Uma lista, com as respectivas fotografias, de 23 nomes de quadros do Serviço de Informações Estratégicas de Defesa (SIED) estava, até há poucos dias, disponível na intranet da Presidência do Conselho de Ministros (PCM), onde trabalham cerca de 700 pessoas.

Uma falha de segurança que faz lembrar a revelação, em 1999, dos espiões do então SIEDM (a antecessora do actual serviço), numa lista enviada a deputados da Assembleia da República e que resultou na demissão do ministro da Defesa Veiga Simão.

A situação agora verificada foi criada depois de o director-geral do SIED, Jorge Silva Carvalho, ter feito um pedido "não classificado", em Agosto, à PCM de cartões de livre-trânsito para todos os dirigentes daquela "secreta", pedido que fez acompanhar dos nomes e das respectivas fotografias.

A secretaria-geral da PCM despachou o pedido em Outubro, solicitando um parecer jurídico sobre o pedido de livre-trânsito "a distribuir pela PCM até CD [Conselho Directivo] inclusive", afirmando ter prometido que iria ponderar a questão "até porque 'de mistério' não há nada". Acrescentava ainda que se devia "confrontar o que existe com o que a lei prevê para tentar organizar uma proposta que preveja os SIRP/SIS/SIED".

Os serviços da PCM elaboraram em Dezembro um parecer considerando que, de acordo com a lei, só o secretário-geral do SIRP tem competência para "determinar os meios de identificação dos membros do seu gabinete, funcionários e agentes do SIED, do SIS e das estruturas comuns". Mas os cartões pedidos acabaram por ser emitidos, não se sabe por quem, por que motivos e em que condições, e reproduzidos no sistema informático da PCM. Este caso já originou um pedido de esclarecimentos do BE.

"A assumida não confidencialidade dos cartões emitidos para os dirigentes do SIED e a divulgação das respectivas fotos no sistema informático da PCM corresponde a uma nova forma de apresentação dos ditos funcionários?
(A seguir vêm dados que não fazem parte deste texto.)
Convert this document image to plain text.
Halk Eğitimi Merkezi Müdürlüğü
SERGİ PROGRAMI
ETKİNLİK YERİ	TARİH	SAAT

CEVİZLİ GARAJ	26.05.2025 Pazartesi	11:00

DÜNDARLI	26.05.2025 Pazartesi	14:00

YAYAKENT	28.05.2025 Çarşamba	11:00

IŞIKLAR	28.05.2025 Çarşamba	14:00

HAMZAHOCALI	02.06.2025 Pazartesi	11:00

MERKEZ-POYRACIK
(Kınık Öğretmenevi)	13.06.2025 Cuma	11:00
Ou corresponde a mais um lapso caricato e bem elucidativo do nível de eficiência e confidencialidade dos hiperserviços de segurança do hipersecretário-geral?", questiona em requerimento o deputado bloquista Fernando Rosas.

Segunda identidade?

Ao PÚBLICO, Rosas levanta dúvidas sobre a motivação do pedido de livre-trânsito, que tanto pode dar acesso a cantinas, recintos desportivos ou de espectáculo - como de facto dão -, como servir de "segunda identidade" para encobrir os "espiões". O que, aliás, pode acontecer à luz da lei orgânica do SIRP, que prevê mesmo a emissão de "documentos legais de identidade alternativa", mas apenas para operacionais e não para dirigentes das "secretas", e ainda mediante protocolo entre o serviço de informações e a entidade pública responsável.

A lista que esteve disponível na intranet da PCM - a que o PÚBLICO teve acesso - identifica o director-geral e a directora-geral adjunta do SIED, ambos de nomeação governamental, assim como sete directores de serviços e 14 chefes de divisão. É possível que estas categorias possam não corresponder à realidade, uma vez que a própria lei prevê a possibilidade de as identidades e categorias serem codificadas "por motivos de conveniência de serviço e segurança".

O PÚBLICO perguntou à PCM para que fins podiam ser utilizados os livre-trânsitos emitidos por aquela instituição e se esses cartões estavam disponíveis na intranet da Presidência, mas não obteve qualquer resposta, sendo encaminhado para o SIRP, apesar de na pergunta não ter sido feita qualquer referência aos serviços de informações.

Colocadas as questões ao SIRP e ao SIED, também não obteve qualquer esclarecimento. No entanto, segundo a agência noticiosa Lusa, o SIRP considera do "foro disciplinar e criminal" a eventual divulgação da identificação de elementos dos serviços secretos militares no sistema informático da Presidência do Conselho de Ministros.

Contactado pelo PÚBLICO, o presidente do Conselho de Fiscalização dos Serviços de Informações, o deputado socialista Marques Júnior, afirmou desconhecer totalmente a situação. Mas face aos dados descritos, garantiu que o órgão a que preside, que funciona na AR, analisará o caso e as medidas mais adequadas a tomar.

A centralização dos serviços de informações da República e de toda a cúpula do sistema de segurança interna na PCM, através de dois secretários-gerais que dependem directamente do primeiro-ministro, tem sido muito criticada pela oposição. Mas tanto a Lei-Quadro do Sistema de Informações da República Portuguesa, aprovada já pelo anterior Governo PSD/CDS-PP no tempo de Durão Barroso, como a Lei Orgânica do SIRP, de 2007, e a Lei de Segurança Interna, aprovada no ano passado, acentuaram este modelo.